Морозов перечитал абзац. Затем ещё раз. Его мозг, отточенный на раскрутке человеческих мотивов – жадности, мести, страха – наткнулся на глухую стену. Здесь не было мотива. Здесь был процесс. «Проводящие органико-минеральные структуры». Фраза звенела в памяти, отдаваясь ледяным эхом. Он открыл сканы блокнота, нашёл страницу с заголовком «Металлургия плоти». Там, среди каракулей, стояло: «Металлы – не загрязнители. Они – синапсы. Артерии. Сеть использует доступные проводники. Железо – для силы.

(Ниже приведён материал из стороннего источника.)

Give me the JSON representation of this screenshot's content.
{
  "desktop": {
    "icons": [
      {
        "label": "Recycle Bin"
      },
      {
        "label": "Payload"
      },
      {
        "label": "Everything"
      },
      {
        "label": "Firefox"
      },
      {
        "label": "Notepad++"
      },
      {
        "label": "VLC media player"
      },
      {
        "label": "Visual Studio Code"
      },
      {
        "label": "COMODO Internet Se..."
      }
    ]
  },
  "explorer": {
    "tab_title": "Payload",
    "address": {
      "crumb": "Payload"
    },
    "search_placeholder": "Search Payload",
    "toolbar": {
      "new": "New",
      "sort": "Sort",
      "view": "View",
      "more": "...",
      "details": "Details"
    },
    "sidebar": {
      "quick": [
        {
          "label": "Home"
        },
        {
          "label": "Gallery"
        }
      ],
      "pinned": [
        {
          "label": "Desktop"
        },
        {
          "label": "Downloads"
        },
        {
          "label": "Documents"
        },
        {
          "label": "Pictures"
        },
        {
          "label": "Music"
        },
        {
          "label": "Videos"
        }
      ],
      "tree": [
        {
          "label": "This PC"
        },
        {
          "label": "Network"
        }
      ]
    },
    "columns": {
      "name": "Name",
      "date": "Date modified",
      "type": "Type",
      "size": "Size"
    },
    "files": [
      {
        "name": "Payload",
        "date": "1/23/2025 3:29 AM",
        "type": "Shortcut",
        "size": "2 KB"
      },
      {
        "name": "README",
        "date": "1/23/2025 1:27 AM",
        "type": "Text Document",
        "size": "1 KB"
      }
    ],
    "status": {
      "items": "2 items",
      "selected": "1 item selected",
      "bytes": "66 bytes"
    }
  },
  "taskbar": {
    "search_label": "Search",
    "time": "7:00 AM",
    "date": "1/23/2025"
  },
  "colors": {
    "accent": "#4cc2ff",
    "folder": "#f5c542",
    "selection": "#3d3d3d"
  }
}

Медь – для сигнала. Мы лишь улучшаем среду, подготавливаем субстрат».
Совпадение терминов било по нервам тонкой, ледяной иглой. Это была точка, где бредовая парадигма Судакова касалась холодной, стерильной реальности экспертизы Ивановой. Два безумия – одно горячее, другое ледяное – сходились в одной точке. В котловане. В тех самых белёсых, пульсирующих нитях, что он видел на стене. Это были не нити. Это были провода. Живые провода, как и писал Судаков.
В дверь постучали резко, двумя отрывистыми ударами, и вошёл Лыков, не дожидаясь ответа. В руках он нёс два бумажных стаканчика, от которых тянуло паром и дешёвой горечью растворимого кофе. Запах на мгновение перебил призрачный, въевшийся в одежду Морозова шлейф котлована.
– Читаешь сказки про металлические грибочки? – хмыкнул он, ставя стаканчик на край стола, подальше от стопок бумаг. Лицо капитана всё ещё было серым, как пепел, от утренней встречи с котлованом, но в глазах твёрдо горел знакомый, натренированный цинизм – его главная и последняя линия обороны. – Наша Иванова всегда любила покопаться в микроскопе. Написала бы «плесень» и делу конец. А то развела тут науку. Напугала сама себя. Я такое уже видел после аварии на химкомбинате в девяностых. Массовая истерия. Люди тогда чертей в лужах видели.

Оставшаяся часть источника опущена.